If sending ASCII data, use 8 bit mode and set (or reset) the high bit to indicate the end of a packet.
Or use a different character to signal the end, eg. a colon or CR (carriage return).
For binary of moderate size, you can eg. send it as four bit "nibbles" with the high bits indicating the location on the packet or using different bits or combinations for first character, intermediate character & end character.
Or just timing, as Nigel says - but ensure you have the correct number of characters stored before doing any further processing.
As I have thought about this I am leaning to the timing method as some of the data will be interpreted as bit wise, the pump has 8 speeds that I use a byte to flag (0x80 is speed 8, 0x40 is speed 7...) and the same for valve commands. I am afraid if I convert to ASCII to transmit that I would have issues with the various commands
With only 8 values, you could encode to three bit binary & use the rest of the byte for both error checking (eg. an inverse duplicate of the data in another three bits) and sequence control using the last two..
Using a full bitfield to send a number like that is rather wasteful, and more importantly not error resistant; what happens if a glitch sets an extra bit?
It's probably as or more complex to check it's one-of-eight unique than to convert to binary and back?
As I have thought about this I am leaning to the timing method as some of the data will be interpreted as bit wise, the pump has 8 speeds that I use a byte to flag (0x80 is speed 8, 0x40 is speed 7...) and the same for valve commands. I am afraid if I convert to ASCII to transmit that I would have issues with the various commands
Why?, ASCII is easier, as RS232 is designed for ASCII. If you want to send 8 bit data, then simply detect the breaks in the data to signify the end of a packet.

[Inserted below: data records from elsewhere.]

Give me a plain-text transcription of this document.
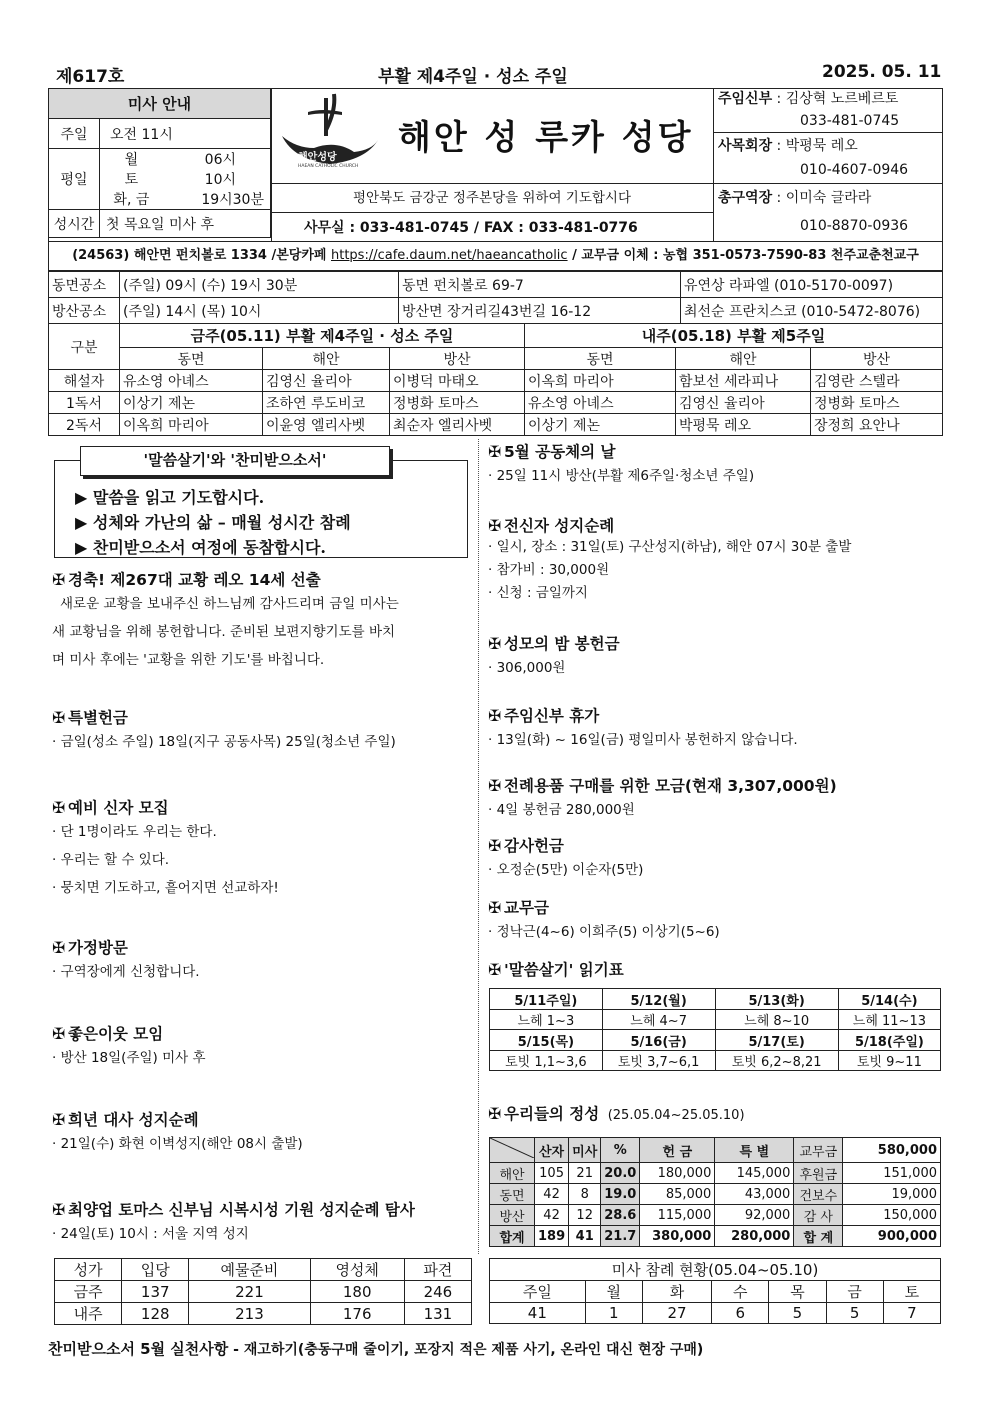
제617호	부활 제4주일 · 성소 주일	2025. 05. 11
미사 안내		
주일	오전 11시	
평일	월	06시
	토	10시
	화, 금	19시30분
성시간	첫 목요일 미사 후	
해안성당
HAEAN CATHOLIC CHURCH
해안 성 루카 성당
평안북도 금강군 정주본당을 위하여 기도합시다
사무실 : 033-481-0745 / FAX : 033-481-0776
주임신부 : 김상혁 노르베르토
033-481-0745
사목회장 : 박평묵 레오
010-4607-0946
총구역장 : 이미숙 글라라
010-8870-0936
(24563) 해안면 펀치볼로 1334 /본당카페 https://cafe.daum.net/haeancatholic / 교무금 이체 : 농협 351-0573-7590-83 천주교춘천교구
동면공소	(주일) 09시 (수) 19시 30분	동면 펀치볼로 69-7	유연상 라파엘 (010-5170-0097)
방산공소	(주일) 14시 (목) 10시	방산면 장거리길43번길 16-12	최선순 프란치스코 (010-5472-8076)
구분	금주(05.11) 부활 제4주일 · 성소 주일			내주(05.18) 부활 제5주일		
	동면	해안	방산	동면	해안	방산
해설자	유소영 아녜스	김영신 율리아	이병덕 마태오	이옥희 마리아	함보선 세라피나	김영란 스텔라
1독서	이상기 제논	조하연 루도비코	정병화 토마스	유소영 아녜스	김영신 율리아	정병화 토마스
2독서	이옥희 마리아	이윤영 엘리사벳	최순자 엘리사벳	이상기 제논	박평묵 레오	장정희 요안나
▶ 말씀을 읽고 기도합시다.
▶ 성체와 가난의 삶 – 매월 성시간 참례
▶ 찬미받으소서 여정에 동참합시다.
'말씀살기'와 '찬미받으소서'
✠ 경축! 제267대 교황 레오 14세 선출
새로운 교황을 보내주신 하느님께 감사드리며 금일 미사는
새 교황님을 위해 봉헌합니다. 준비된 보편지향기도를 바치
며 미사 후에는 '교황을 위한 기도'를 바칩니다.
✠ 특별헌금
· 금일(성소 주일) 18일(지구 공동사목) 25일(청소년 주일)
✠ 예비 신자 모집
· 단 1명이라도 우리는 한다.
· 우리는 할 수 있다.
· 뭉치면 기도하고, 흩어지면 선교하자!
✠ 가정방문
· 구역장에게 신청합니다.
✠ 좋은이웃 모임
· 방산 18일(주일) 미사 후
✠ 희년 대사 성지순례
· 21일(수) 화현 이벽성지(해안 08시 출발)
✠ 최양업 토마스 신부님 시복시성 기원 성지순례 탐사
· 24일(토) 10시 : 서울 지역 성지
✠ 5월 공동체의 날
· 25일 11시 방산(부활 제6주일·청소년 주일)
✠ 전신자 성지순례
· 일시, 장소 : 31일(토) 구산성지(하남), 해안 07시 30분 출발
· 참가비 : 30,000원
· 신청 : 금일까지
✠ 성모의 밤 봉헌금
· 306,000원
✠ 주임신부 휴가
· 13일(화) ~ 16일(금) 평일미사 봉헌하지 않습니다.
✠ 전례용품 구매를 위한 모금(현재 3,307,000원)
· 4일 봉헌금 280,000원
✠ 감사헌금
· 오정순(5만) 이순자(5만)
✠ 교무금
· 정낙근(4~6) 이희주(5) 이상기(5~6)
✠ '말씀살기' 읽기표
5/11주일)	5/12(월)	5/13(화)	5/14(수)
느헤 1~3	느헤 4~7	느헤 8~10	느헤 11~13
5/15(목)	5/16(금)	5/17(토)	5/18(주일)
토빗 1,1~3,6	토빗 3,7~6,1	토빗 6,2~8,21	토빗 9~11
✠ 우리들의 정성 (25.05.04~25.05.10)
	산자	미사	%	헌 금	특 별	교무금	580,000
해안	105	21	20.0	180,000	145,000	후원금	151,000
동면	42	8	19.0	85,000	43,000	건보수	19,000
방산	42	12	28.6	115,000	92,000	감 사	150,000
합계	189	41	21.7	380,000	280,000	합 계	900,000
성가	입당	예물준비	영성체	파견
금주	137	221	180	246
내주	128	213	176	131
미사 참례 현황(05.04~05.10)						
주일	월	화	수	목	금	토
41	1	27	6	5	5	7
찬미받으소서 5월 실천사항 - 재고하기(충동구매 줄이기, 포장지 적은 제품 사기, 온라인 대신 현장 구매)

I would also suggest sending a unique marker to signify the start of a packet, and a different one for the end of a packet, so you can make sure that you've got a full packet.

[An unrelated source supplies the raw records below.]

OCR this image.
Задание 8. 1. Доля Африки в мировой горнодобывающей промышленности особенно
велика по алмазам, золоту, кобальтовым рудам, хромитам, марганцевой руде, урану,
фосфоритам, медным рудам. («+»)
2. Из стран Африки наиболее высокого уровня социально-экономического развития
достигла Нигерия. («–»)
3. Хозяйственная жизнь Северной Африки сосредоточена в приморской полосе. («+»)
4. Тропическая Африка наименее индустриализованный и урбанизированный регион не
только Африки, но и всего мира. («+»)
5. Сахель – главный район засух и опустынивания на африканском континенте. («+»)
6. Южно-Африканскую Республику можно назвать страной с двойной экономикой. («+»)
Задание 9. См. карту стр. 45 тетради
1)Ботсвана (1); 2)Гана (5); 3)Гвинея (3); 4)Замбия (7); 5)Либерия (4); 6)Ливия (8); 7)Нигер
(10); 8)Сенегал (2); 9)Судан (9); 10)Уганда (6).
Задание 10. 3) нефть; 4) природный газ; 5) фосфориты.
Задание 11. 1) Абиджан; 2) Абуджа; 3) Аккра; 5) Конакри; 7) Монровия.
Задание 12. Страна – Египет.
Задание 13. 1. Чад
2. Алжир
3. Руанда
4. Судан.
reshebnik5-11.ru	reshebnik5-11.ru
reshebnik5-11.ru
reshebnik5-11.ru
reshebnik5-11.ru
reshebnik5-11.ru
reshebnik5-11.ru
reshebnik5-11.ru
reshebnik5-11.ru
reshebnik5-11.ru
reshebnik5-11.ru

But ASCII makes life so much easier, simply detect the end of the packet (CR/LF), copy the buffer to a string and check for the valid commands - it also makes it much easier to debug, as you simply display the data in a comms program.

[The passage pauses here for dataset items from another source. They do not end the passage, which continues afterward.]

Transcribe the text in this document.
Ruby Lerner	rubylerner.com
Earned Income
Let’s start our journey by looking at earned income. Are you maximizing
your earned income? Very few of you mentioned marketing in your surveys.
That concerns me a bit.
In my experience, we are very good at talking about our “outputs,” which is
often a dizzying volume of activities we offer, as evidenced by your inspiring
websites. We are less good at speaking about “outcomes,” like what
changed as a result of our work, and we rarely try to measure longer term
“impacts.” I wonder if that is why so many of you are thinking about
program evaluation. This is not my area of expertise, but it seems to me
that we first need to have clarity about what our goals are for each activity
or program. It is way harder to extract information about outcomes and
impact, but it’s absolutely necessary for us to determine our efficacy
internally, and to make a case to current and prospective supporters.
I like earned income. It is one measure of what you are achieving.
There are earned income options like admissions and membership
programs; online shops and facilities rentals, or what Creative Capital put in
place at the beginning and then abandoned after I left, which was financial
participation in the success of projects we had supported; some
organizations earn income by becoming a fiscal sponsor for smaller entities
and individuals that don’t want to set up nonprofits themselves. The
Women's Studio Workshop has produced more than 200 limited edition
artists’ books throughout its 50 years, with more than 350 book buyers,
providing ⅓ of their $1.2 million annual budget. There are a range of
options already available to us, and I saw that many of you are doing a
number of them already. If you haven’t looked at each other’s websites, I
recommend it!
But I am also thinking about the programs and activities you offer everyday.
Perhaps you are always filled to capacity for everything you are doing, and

You could send a string like "speed=27, valve=4" - and then search for 'speed=' followed by 'valve=' - it also easily allows partial commands like just "speed=0" if you're not changing any of the valves at that time.
Here's a live version from the lights on my drive
The first LDR readings are showing how dark it is, so I can adjust it from inside useing the SETLDR command, and is sent every 5 seconds. I typed the 'help' command, and it returns a list of the possible commands. The lights are controlled by an ESP32, via Alexa voice commands, or wireless remote control - including one in the car that's connected to the reversing lights, so the lights come on when I reverse on the drive - if it's dark enough.
17-LDR reading = 144
17-LDR reading = 144
17-help
17-Available commands.
17-Change LDR threshold - 'SETLDR=xxxx'
17-Display current LDR threshold - 'CURRLDR'
17-Change car delay time - 'SETDEL=xxxx'
17-Display car current delay time - 'CURRDEL'
17-Change home delay time - 'SETHOMEDEL=xxxx'
17-Display home current delay time - 'CURRHOMEDEL'
17-Change sequence time - 'SETSEQ=xxxx'
17-Display current sequence time - 'CURRSEQ'
17-Set LDR Send - 'LDRSEND= 0 or 1'
17-Display current LDRSEND - 'CURRLDRSEND'
17-Home setting - 'SETHOME=1 to 9'
17-Remote setting - 'SETREM=1 to 9'
17-Remote setting - '1 to 4' are individual lights
17-Remote setting - '5' is all lights
17-Remote setting - '6' is odd lights
17-Remote setting - '7' is even lights
17-Remote setting - '8' is 123 lights
17-Remote setting - '9' is 234 lights
17-Display current remote setting - 'CURRREM'
17-Display current home remote setting - 'CURRHOME'
17-Display all settings - 'CURRENT'
17-Force RESET on ESP32 - 'RESET'
17-Show this help - 'HELP'
As I've said all along - it's designed as a 7 bit system for ASCII data - trying to make it 8 bit messes everything up and requires different techniques.
It is traditionally an eight bit system; Seven bits plus parity when used for ASCII, rather than binary.
If not using parity, the eighth bit can be used for other signalling, or you can send formatted binary frames.